先日友でありライバル(と自分は思っていた)であったK君を失った。意志半ばでの急死であった。様々な人たちの期待、希望、尊敬そして愛情をうける人間であった。一人で弱体化した教室を率いて、日本で最も活気のある、若者に人気のある、かつ業績をあげる部署に育て、臨床、研究そして教育に打ち込んでいた。これから本当の成果が挙ってゆくという時期であった。どんなに無念だっただろう。今はまだ 自分の中では悲しさというよりも喪失感が気持ちを占拠している。丁度知らせを受け取ったのは米国で夜中であった。まるで違う世界でのできことではないかと信じた。彼は私にとっては本当の意味で信頼できる大きな存在であった。

実際には私は彼と一つのポジションを巡って争ったことがあり、そのとき又その前後の応酬、自分のふがいなさによって、ある距離ができてしまったのは確かである。最近は気安くだらだらと飲みに行く間柄ではなくなってしまっていた。若い頃一緒に脳神経外科の未来について語り合ったこともあった。一緒にハワイ沖で釣りをしたこともあった。いつかはそういった関係にもどれ、これからの脳神経外科を一緒に話し合い背負って行けると思っていた。

もうそのときはこないのだ。

私が向こうの世界に行った時には、なんとか気安く笑って冗談の一つでも言い合いたいと願っている。
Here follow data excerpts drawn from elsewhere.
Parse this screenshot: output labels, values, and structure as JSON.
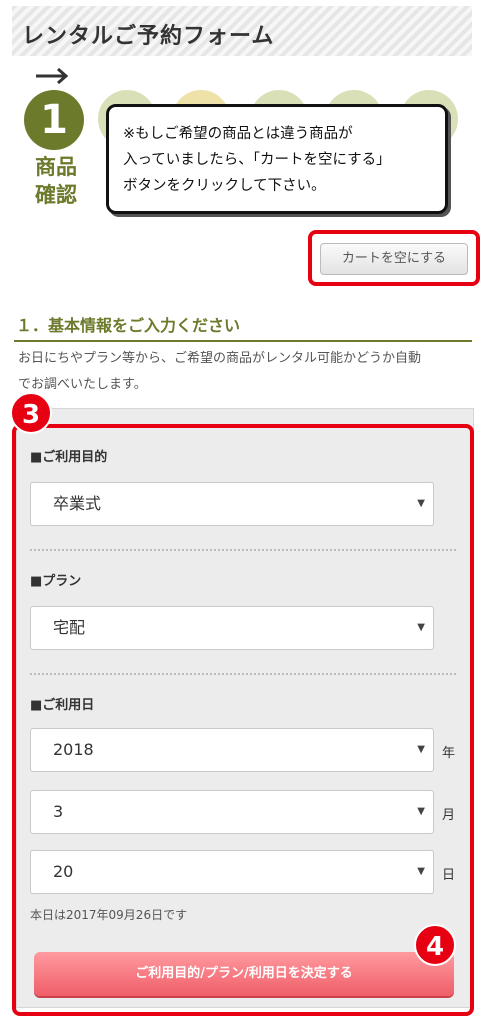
{
  "page": {
    "title": "レンタルご予約フォーム"
  },
  "steps": {
    "current_number": "1",
    "current_label_line1": "商品",
    "current_label_line2": "確認"
  },
  "tooltip": {
    "line1": "※もしご希望の商品とは違う商品が",
    "line2": "入っていましたら、「カートを空にする」",
    "line3": "ボタンをクリックして下さい。"
  },
  "cart": {
    "empty_button_label": "カートを空にする"
  },
  "section": {
    "heading": "１．基本情報をご入力ください",
    "desc_line1": "お日にちやプラン等から、ご希望の商品がレンタル可能かどうか自動",
    "desc_line2": "でお調べいたします。"
  },
  "badges": {
    "form": "3",
    "submit": "4"
  },
  "form": {
    "purpose_label": "■ご利用目的",
    "purpose_value": "卒業式",
    "plan_label": "■プラン",
    "plan_value": "宅配",
    "date_label": "■ご利用日",
    "year_value": "2018",
    "year_unit": "年",
    "month_value": "3",
    "month_unit": "月",
    "day_value": "20",
    "day_unit": "日",
    "today_note": "本日は2017年09月26日です",
    "submit_label": "ご利用目的/プラン/利用日を決定する"
  },
  "colors": {
    "accent_green": "#6b7a2b",
    "highlight_red": "#e60012",
    "submit_pink": "#ef5e68"
  }
}
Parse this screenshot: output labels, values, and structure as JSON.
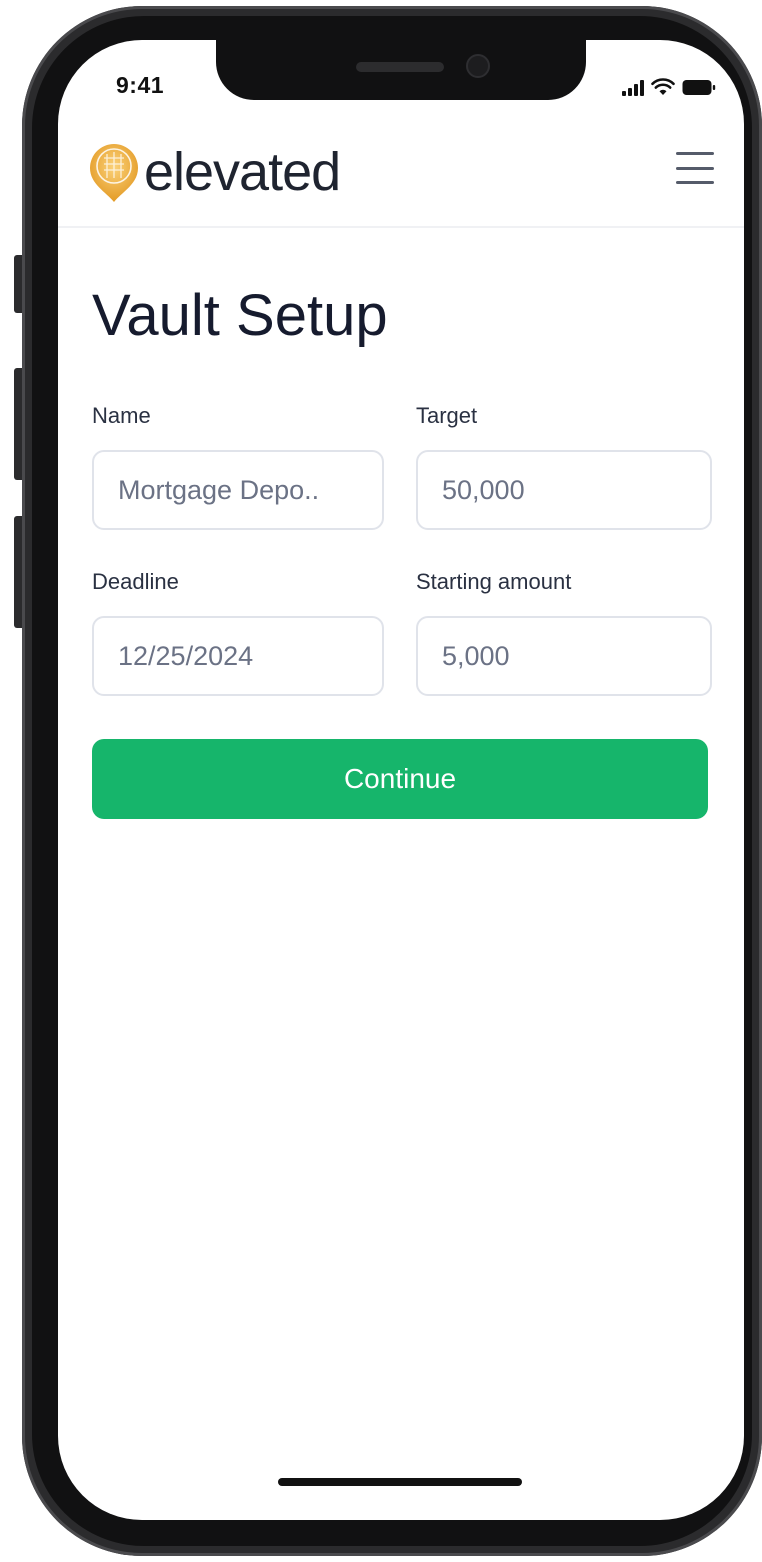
{
  "status_bar": {
    "time": "9:41"
  },
  "header": {
    "brand": "elevated",
    "logo_icon": "elevated-logo-icon",
    "menu_icon": "hamburger-menu-icon"
  },
  "page": {
    "title": "Vault Setup"
  },
  "form": {
    "name": {
      "label": "Name",
      "placeholder": "Mortgage Depo.."
    },
    "target": {
      "label": "Target",
      "placeholder": "50,000"
    },
    "deadline": {
      "label": "Deadline",
      "placeholder": "12/25/2024"
    },
    "starting_amount": {
      "label": "Starting amount",
      "placeholder": "5,000"
    }
  },
  "actions": {
    "continue_label": "Continue"
  },
  "colors": {
    "accent": "#16b56b",
    "brand_gold": "#e8a93a",
    "title": "#161b2e"
  }
}
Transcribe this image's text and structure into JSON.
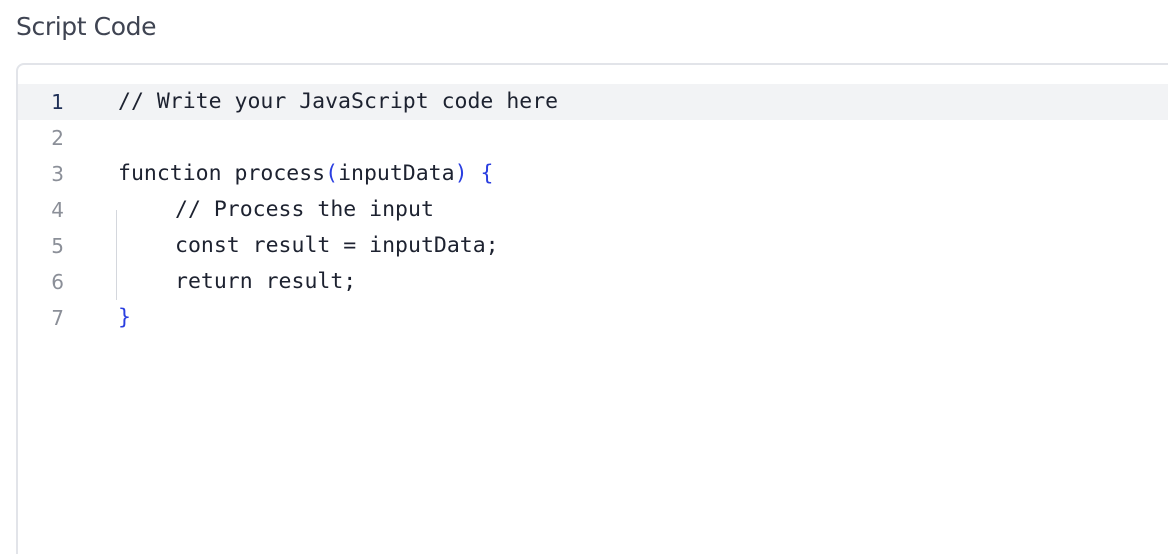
{
  "title": "Script Code",
  "editor": {
    "active_line": 1,
    "lines": [
      {
        "number": "1",
        "text": "// Write your JavaScript code here"
      },
      {
        "number": "2",
        "text": ""
      },
      {
        "number": "3",
        "text_pre": "function process",
        "paren_open": "(",
        "param": "inputData",
        "paren_close": ")",
        "space": " ",
        "brace_open": "{"
      },
      {
        "number": "4",
        "text": "// Process the input"
      },
      {
        "number": "5",
        "text": "const result = inputData;"
      },
      {
        "number": "6",
        "text": "return result;"
      },
      {
        "number": "7",
        "brace_close": "}"
      }
    ]
  },
  "colors": {
    "bracket": "#2a3ee0",
    "active_line_bg": "#f2f3f5",
    "text": "#1d2230"
  }
}
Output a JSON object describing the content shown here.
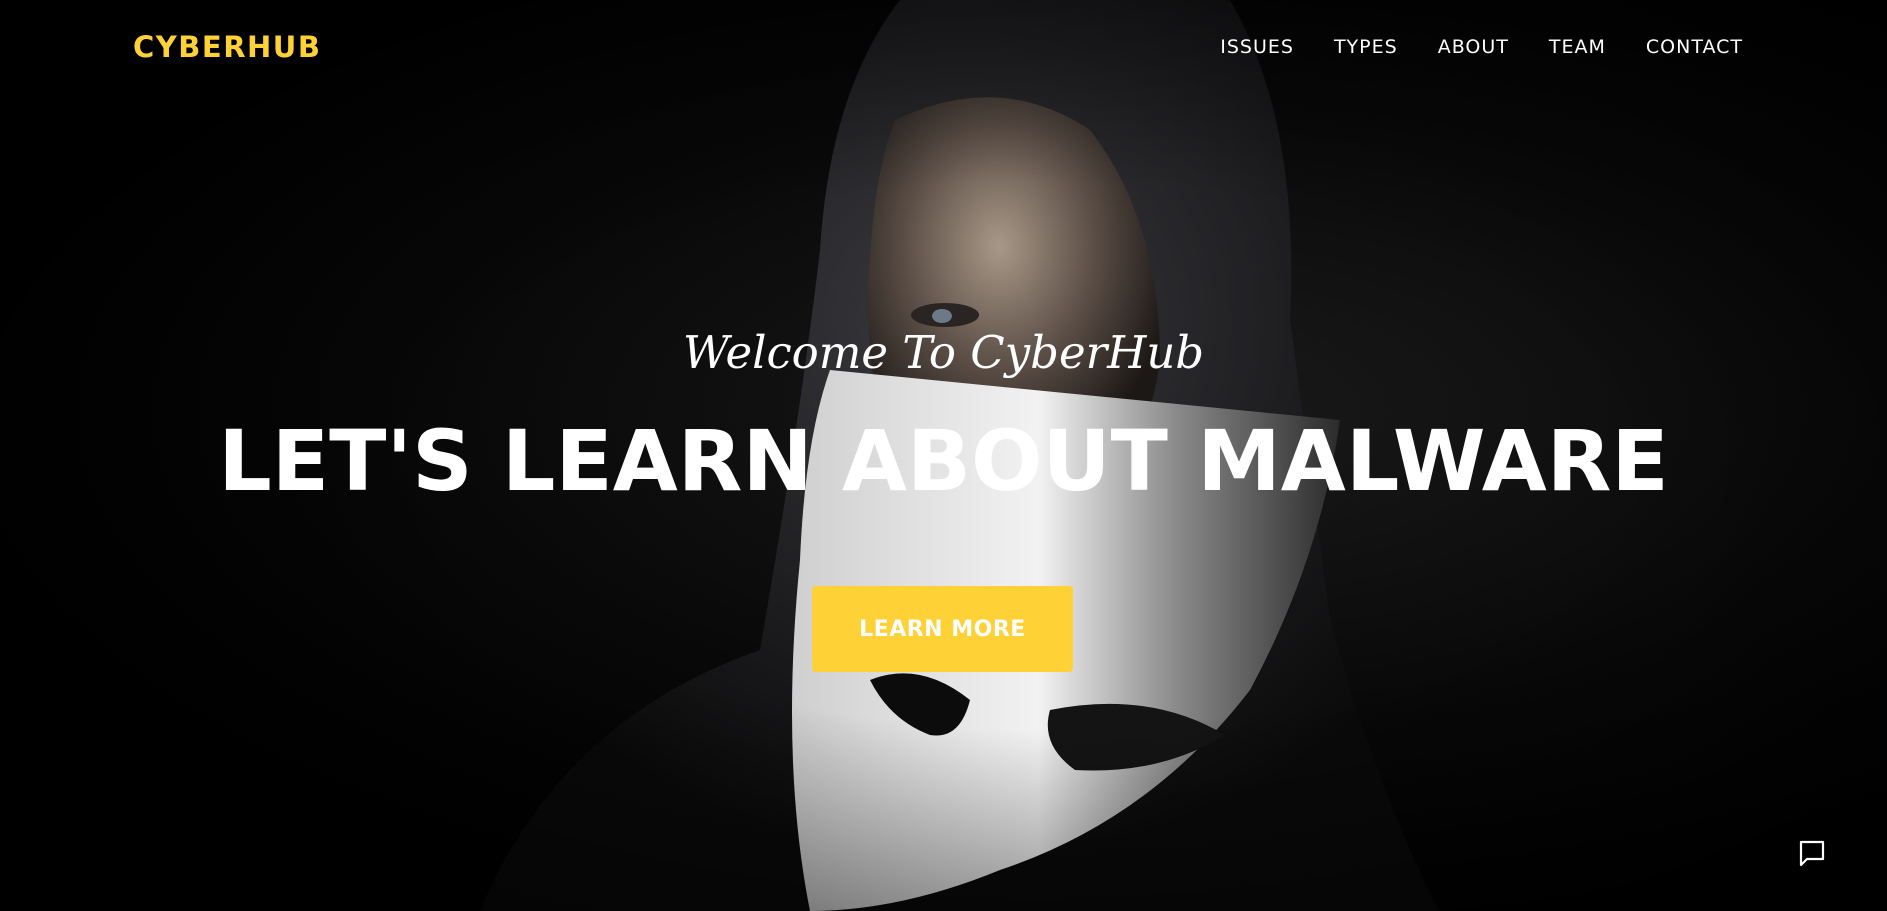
{
  "navbar": {
    "brand": "CYBERHUB",
    "links": [
      {
        "label": "ISSUES"
      },
      {
        "label": "TYPES"
      },
      {
        "label": "ABOUT"
      },
      {
        "label": "TEAM"
      },
      {
        "label": "CONTACT"
      }
    ]
  },
  "hero": {
    "subheading": "Welcome To CyberHub",
    "heading": "LET'S LEARN ABOUT MALWARE",
    "button_label": "LEARN MORE"
  },
  "icons": {
    "chat": "chat-icon"
  },
  "colors": {
    "accent": "#fed136",
    "text": "#ffffff",
    "background": "#000000"
  }
}
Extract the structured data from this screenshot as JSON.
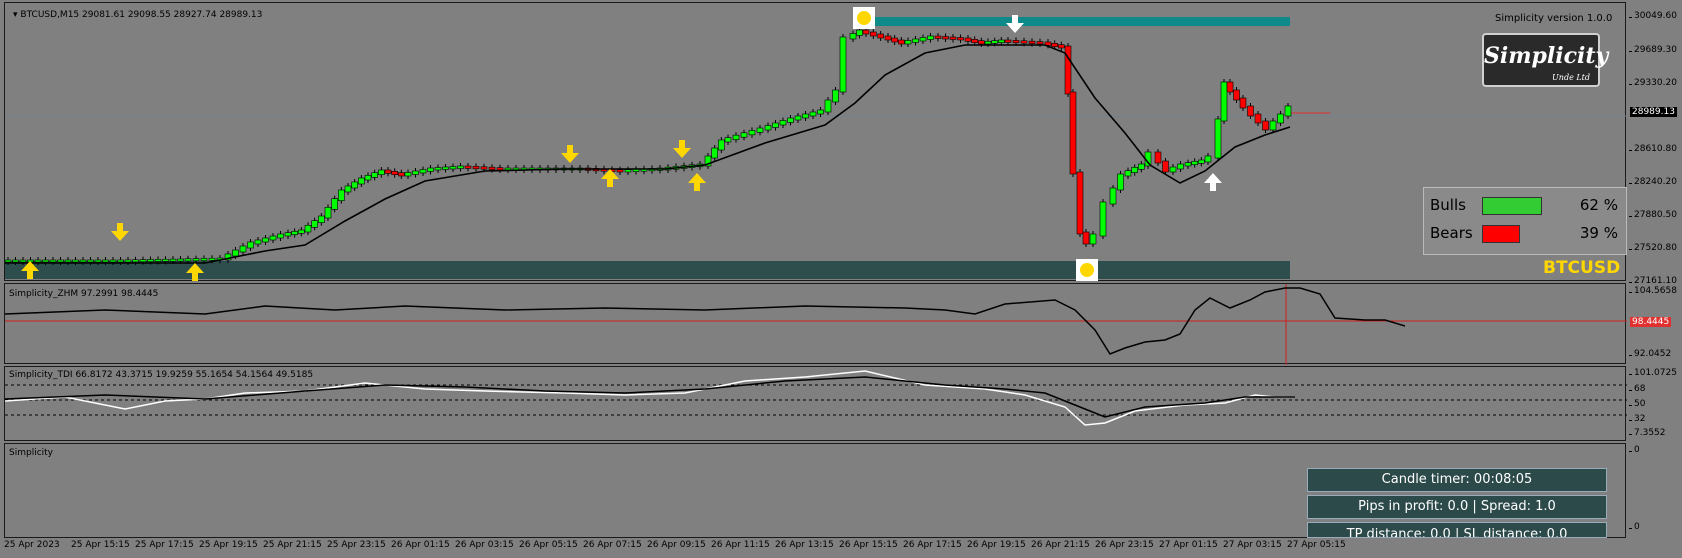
{
  "main": {
    "header_symbol": "BTCUSD,M15",
    "header_ohlc": "29081.61 29098.55 28927.74 28989.13",
    "version_text": "Simplicity version 1.0.0",
    "logo_text": "Simplicity",
    "logo_sub": "Unde Ltd",
    "price_ticks": [
      "30049.60",
      "29689.30",
      "29330.20",
      "28610.80",
      "28240.20",
      "27880.50",
      "27520.80",
      "27161.10"
    ],
    "current_price": "28989.13",
    "bulls_label": "Bulls",
    "bulls_pct": "62 %",
    "bulls_value": 62,
    "bulls_color": "#33cc33",
    "bears_label": "Bears",
    "bears_pct": "39 %",
    "bears_value": 39,
    "bears_color": "#ff0000",
    "symbol_label": "BTCUSD",
    "symbol_color": "#ffd700"
  },
  "zhm": {
    "label": "Simplicity_ZHM 97.2991 98.4445",
    "ticks": [
      "104.5658",
      "92.0452"
    ],
    "current": "98.4445"
  },
  "tdi": {
    "label": "Simplicity_TDI 66.8172 43.3715 19.9259 55.1654 54.1564 49.5185",
    "ticks": [
      "101.0725",
      "68",
      "50",
      "32",
      "7.3552"
    ]
  },
  "simplicity": {
    "label": "Simplicity",
    "ticks": [
      "0",
      "0"
    ],
    "candle_timer": "Candle timer: 00:08:05",
    "pips": "Pips in profit: 0.0 | Spread: 1.0",
    "tp_sl": "TP distance: 0.0 | SL distance: 0.0"
  },
  "time_axis": [
    "25 Apr 2023",
    "25 Apr 15:15",
    "25 Apr 17:15",
    "25 Apr 19:15",
    "25 Apr 21:15",
    "25 Apr 23:15",
    "26 Apr 01:15",
    "26 Apr 03:15",
    "26 Apr 05:15",
    "26 Apr 07:15",
    "26 Apr 09:15",
    "26 Apr 11:15",
    "26 Apr 13:15",
    "26 Apr 15:15",
    "26 Apr 17:15",
    "26 Apr 19:15",
    "26 Apr 21:15",
    "26 Apr 23:15",
    "27 Apr 01:15",
    "27 Apr 03:15",
    "27 Apr 05:15"
  ],
  "colors": {
    "bull": "#00ff00",
    "bear": "#ff0000",
    "band_top": "#0e8a8a",
    "band_bottom": "#2e4e4e",
    "arrow": "#ffd700"
  }
}
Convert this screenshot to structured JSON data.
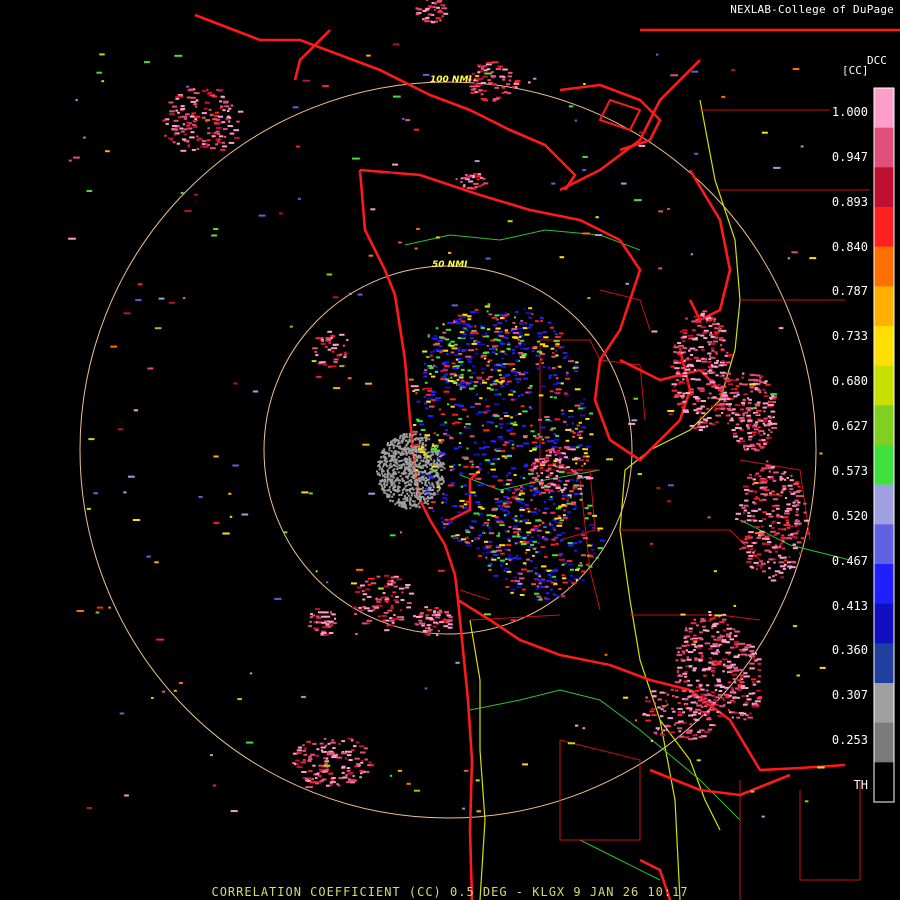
{
  "credit": "NEXLAB-College of DuPage",
  "footer": "CORRELATION COEFFICIENT (CC) 0.5 DEG - KLGX 9 JAN 26 10:17",
  "legend": {
    "product": "DCC",
    "unit": "[CC]",
    "labels": [
      "1.000",
      "0.947",
      "0.893",
      "0.840",
      "0.787",
      "0.733",
      "0.680",
      "0.627",
      "0.573",
      "0.520",
      "0.467",
      "0.413",
      "0.360",
      "0.307",
      "0.253",
      "TH"
    ],
    "colors": [
      "#ff9ec8",
      "#e0507a",
      "#c01030",
      "#ff2020",
      "#ff7000",
      "#ffb000",
      "#ffe000",
      "#c8e000",
      "#80d020",
      "#40e040",
      "#a0a0e0",
      "#6060e0",
      "#2020ff",
      "#1010c0",
      "#2040a0",
      "#a0a0a0",
      "#7a7a7a",
      "#000000"
    ]
  },
  "rings": [
    {
      "label": "50 NMI"
    },
    {
      "label": "100 NMI"
    }
  ],
  "colors": {
    "border": "#ff1a1a",
    "county": "#cc1111",
    "highway": "#d8e000",
    "river": "#30c030",
    "ring": "#f0c090",
    "clutter": "#a0a0a0",
    "precip_pink": "#ff80b0",
    "precip_red": "#e02040"
  }
}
彼のように一人で大活躍する医師の給与が日本では年間1000万円はいかない。やっとかつかつで暮らし、アルバイトをしないといけないという体制である。そのバイト先での突然死であり、過労死にもあたらないという。

日本での最先端で努力する医師の給与や待遇はどうにかならないのかという怒りが込み上げる。

一方で彼の努力を途中で終わらせるべきではない。なんとか我々同僚ができることは無いかと思う。

『日々最大限の努力をして、翌日に仕事を残すな。』というのが、彼の残した遺言ではないかと思う。

 

足下には及ばないものの私たちも努力するので、安らかに眠って欲しい。